Le financement de l’UE pour ce type de projet est essentiel. La capacité à maintenir en vie les projets européens et locaux de la société civile n’a jamais été aussi importante qu’aujourd’hui. Les organisations de la société civile et leurs projets sont le moteur de la démocratie en Europe et dépendent fondamentalement des fonds européens pour exister et tenter de faire la différence.

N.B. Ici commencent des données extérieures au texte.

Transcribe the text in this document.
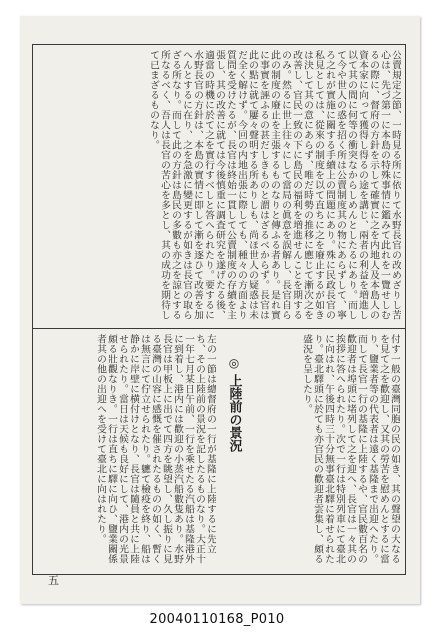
公賣規定之節、一時見る所に依りて水野長官の改めざりし苦心は、先づ第一に本島の特殊事情に鑑みて此れを一覽せしむるの際に、督府の方針を示して確實に之を内地人及本島人の資本家に向って獲得し得るの途を講じ、兩者の利益を増進し以て其の間に何等の衝突なからしめんとしたるにあり。而して今や世人の惑を招く所は公賣制度其の物にあらずして、寧ろ之れが實施に關する手續上の問題にあり。殊に民政長官の私見としては、從來の制度を以て直ちに之を廢止するが如きは決して其の意にあらず、唯だ時勢の推移に應じて漸次之を改善し、官民一致の下に島民の福利を増進せんことを期するのみ。然るに世上往々にして當局の眞意を誤解し、長官自ら此の制度の廢止を主張するものなりと傳ふる者あり。是れ實に事實を誣ふるの甚だしきものと謂はざるべからず。長官は此の點に就て屢々聲明する所ありしも、尚ほ世人の疑惑は未だ全く解けず。今回の内地出張に際しても、種々の方面より質問を受けたるが、長官は終始一貫して公賣制度の存續を主張し、其の改善に就ては今後慎重に調査研究を遂げたる後、適當の時機に於て之を實行すべしと答へられたり。要するに水野長官の方針は、本島の實情に即して漸を逐ひて改善を加へんとするに在り、之を急激に變更するが如きは長官の取らざる所なり。而して此の方針は島民の多數も亦之を諒とする所なるべく、吾人は長官の苦心を多とし、其の成功を期待して已まざるものなり。

付す一般の臺灣同胞の民の如き、其の聲望の大なるを見て之を歡迎し、又其の勞苦を慰めんとするに當り、鹽業者等の代表者は遠く基隆まで出迎へたり。而して長官一行の基隆に上陸するや、官民數百名の歡迎者は埠頭に堵列して之を迎へ、長官は一々其の挨拶に答へられたり。次で一行は特別列車にて臺北に向はれ、午後四時三十分無事臺北驛に着せられたり。臺北驛頭に於ても亦官民の歡迎者雲集し、頗る盛況を呈したり。

◎
上陸前の景況

左の一節は總督府の一行が基隆に上陸するに先立ち、その上陸前の景況を記したるものなり。大正十一年七月某日午前、一行を乘せたる汽船は基隆港外に到着し、港内には歡迎の小蒸汽船數隻あり。水野長官は甲板上に出でて四方を眺望し、久し振りに見る臺灣の山容に感慨を催されたるものの如く、暫くは無言にて佇立せられたり。軈て檢疫を終り、船は静かに岸壁に横付けとなり、長官は隨員と共に上陸せられたり。當日は天候も良好にして、港内の光景頗る壯觀なりき。一行は直ちに驛に向ひ、鹽業關係者其の他の出迎へを受けて臺北に向はれたり。

五
20040110168_P010
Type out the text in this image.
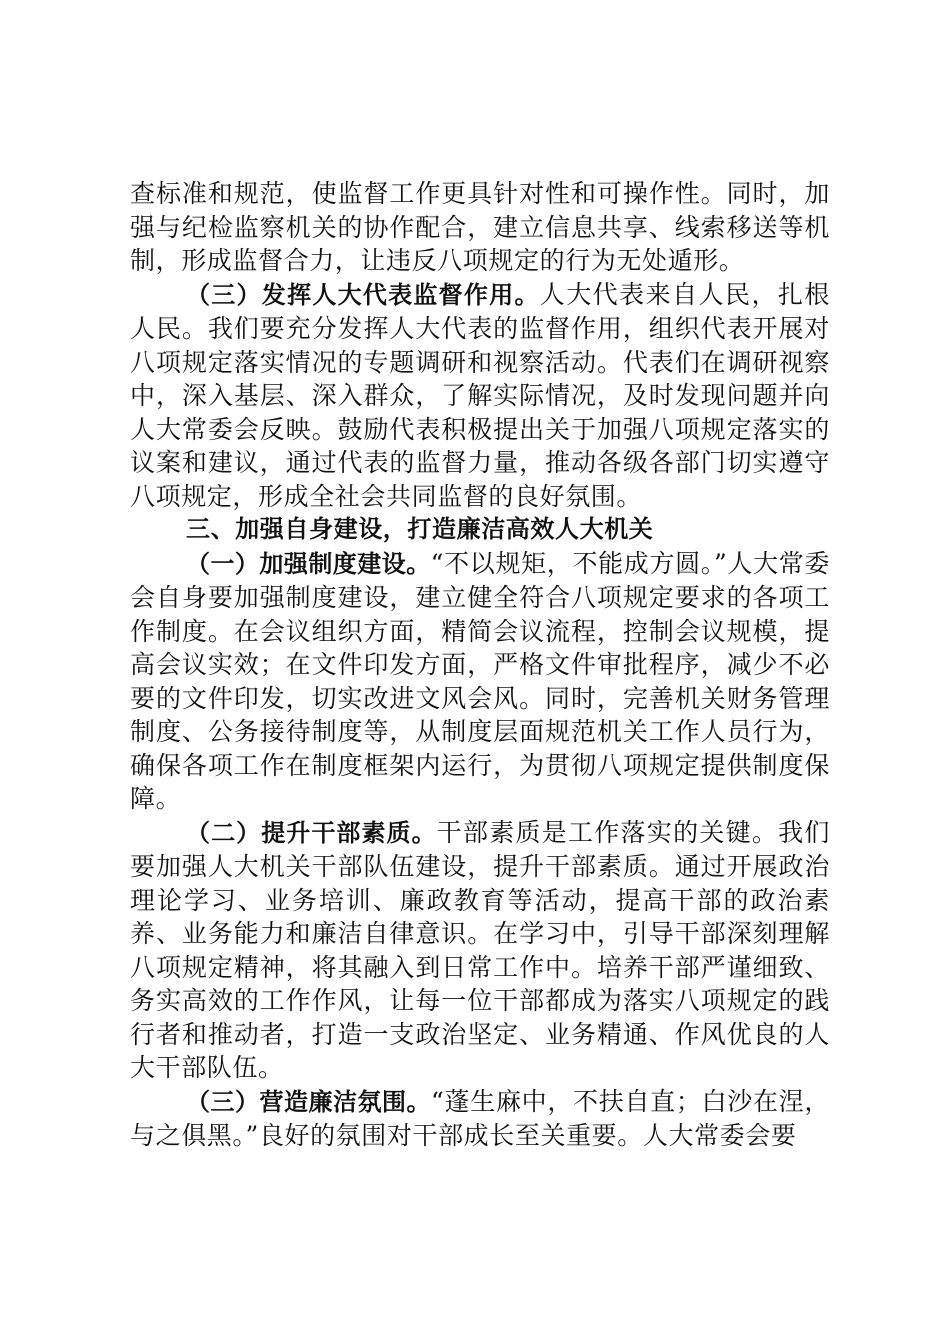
查标准和规范，使监督工作更具针对性和可操作性。同时，加强与纪检监察机关的协作配合，建立信息共享、线索移送等机制，形成监督合力，让违反八项规定的行为无处遁形。

（三）发挥人大代表监督作用。人大代表来自人民，扎根人民。我们要充分发挥人大代表的监督作用，组织代表开展对八项规定落实情况的专题调研和视察活动。代表们在调研视察中，深入基层、深入群众，了解实际情况，及时发现问题并向人大常委会反映。鼓励代表积极提出关于加强八项规定落实的议案和建议，通过代表的监督力量，推动各级各部门切实遵守八项规定，形成全社会共同监督的良好氛围。

三、加强自身建设，打造廉洁高效人大机关

（一）加强制度建设。“不以规矩，不能成方圆。”人大常委会自身要加强制度建设，建立健全符合八项规定要求的各项工作制度。在会议组织方面，精简会议流程，控制会议规模，提高会议实效；在文件印发方面，严格文件审批程序，减少不必要的文件印发，切实改进文风会风。同时，完善机关财务管理制度、公务接待制度等，从制度层面规范机关工作人员行为，确保各项工作在制度框架内运行，为贯彻八项规定提供制度保障。

（二）提升干部素质。干部素质是工作落实的关键。我们要加强人大机关干部队伍建设，提升干部素质。通过开展政治理论学习、业务培训、廉政教育等活动，提高干部的政治素养、业务能力和廉洁自律意识。在学习中，引导干部深刻理解八项规定精神，将其融入到日常工作中。培养干部严谨细致、务实高效的工作作风，让每一位干部都成为落实八项规定的践行者和推动者，打造一支政治坚定、业务精通、作风优良的人大干部队伍。

（三）营造廉洁氛围。“蓬生麻中，不扶自直；白沙在涅，与之俱黑。”良好的氛围对干部成长至关重要。人大常委会要
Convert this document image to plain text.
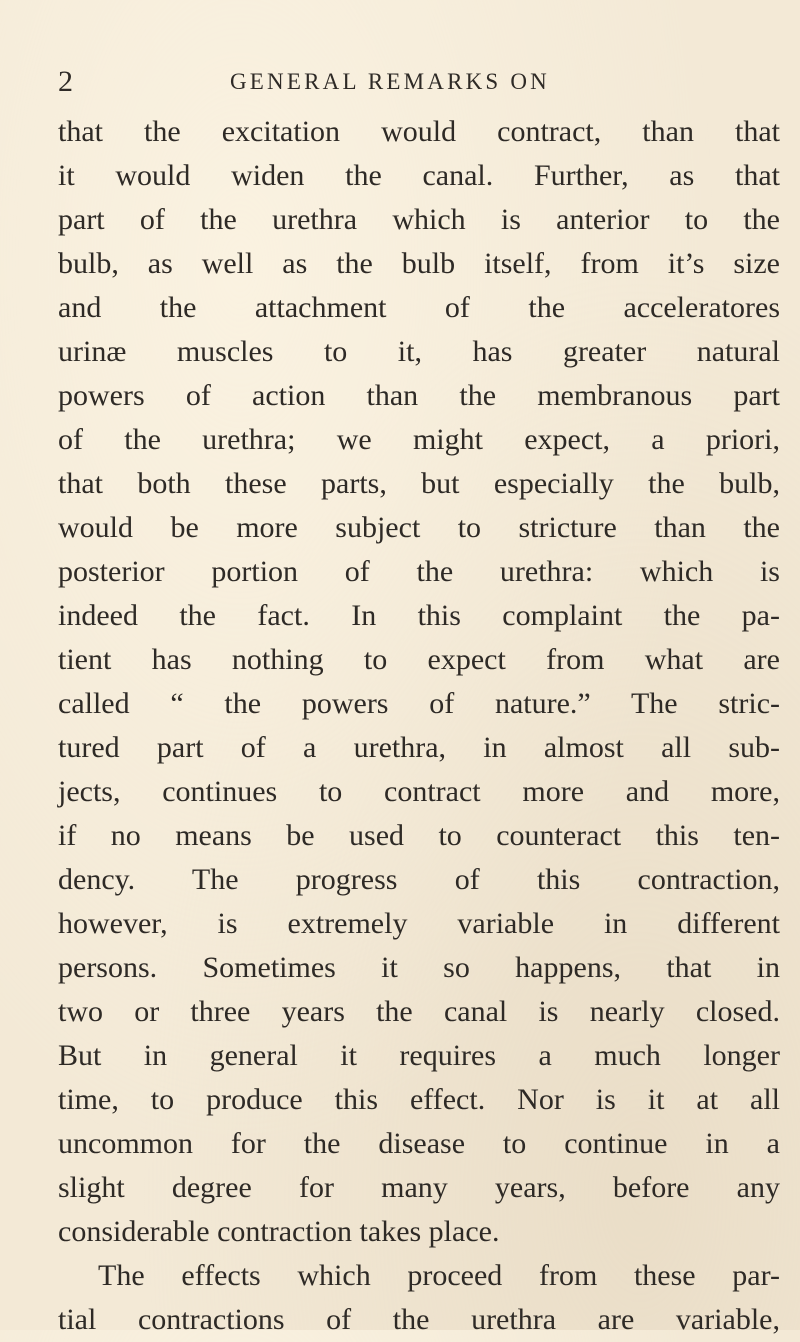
2	GENERAL REMARKS ON
that the excitation would contract, than that
it would widen the canal. Further, as that
part of the urethra which is anterior to the
bulb, as well as the bulb itself, from it’s size
and the attachment of the acceleratores
urinæ muscles to it, has greater natural
powers of action than the membranous part
of the urethra; we might expect, a priori,
that both these parts, but especially the bulb,
would be more subject to stricture than the
posterior portion of the urethra: which is
indeed the fact. In this complaint the pa-
tient has nothing to expect from what are
called “ the powers of nature.” The stric-
tured part of a urethra, in almost all sub-
jects, continues to contract more and more,
if no means be used to counteract this ten-
dency. The progress of this contraction,
however, is extremely variable in different
persons. Sometimes it so happens, that in
two or three years the canal is nearly closed.
But in general it requires a much longer
time, to produce this effect. Nor is it at all
uncommon for the disease to continue in a
slight degree for many years, before any
considerable contraction takes place.
The effects which proceed from these par-
tial contractions of the urethra are variable,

Outre la rareté des fonds, les organisations actives dans ce domaine se plaignent du manque de flexibilité des appels à propositions et des projets, qui les contraignent souvent à maintenir des activités ou des structures qui ne répondent plus aux besoins, ainsi que des processus de rapport et de responsabilité souvent lourds, en particulier pour les petites organisations. Friends of Europe est une organisation chanceuse parce qu’elle est relativement grande, qu’elle dispose d’un personnel dédié au travail sur les propositions et les rapports, de processus établis et d’un financement de la part des gouvernements et des institutions. En revanche, de nombreuses petites associations doivent consacrer 30 % de leur temps à l’établissement de rapports au lieu de mettre en œuvre ce pour quoi elles ont obtenu des fonds. Les organisations de la société civile exigent de la flexibilité et de la confiance. Elles exigent que l’UE investisse et croie en leur rôle de défenseur de la démocratie et, en fin de compte, de la société. Toute perspective de réduction ou de détournement des fonds reviendrait à retirer la vie et le sang de ce qui a toujours été, et reste, l’instrument de défense le plus vrai et le plus authentique de l’UE.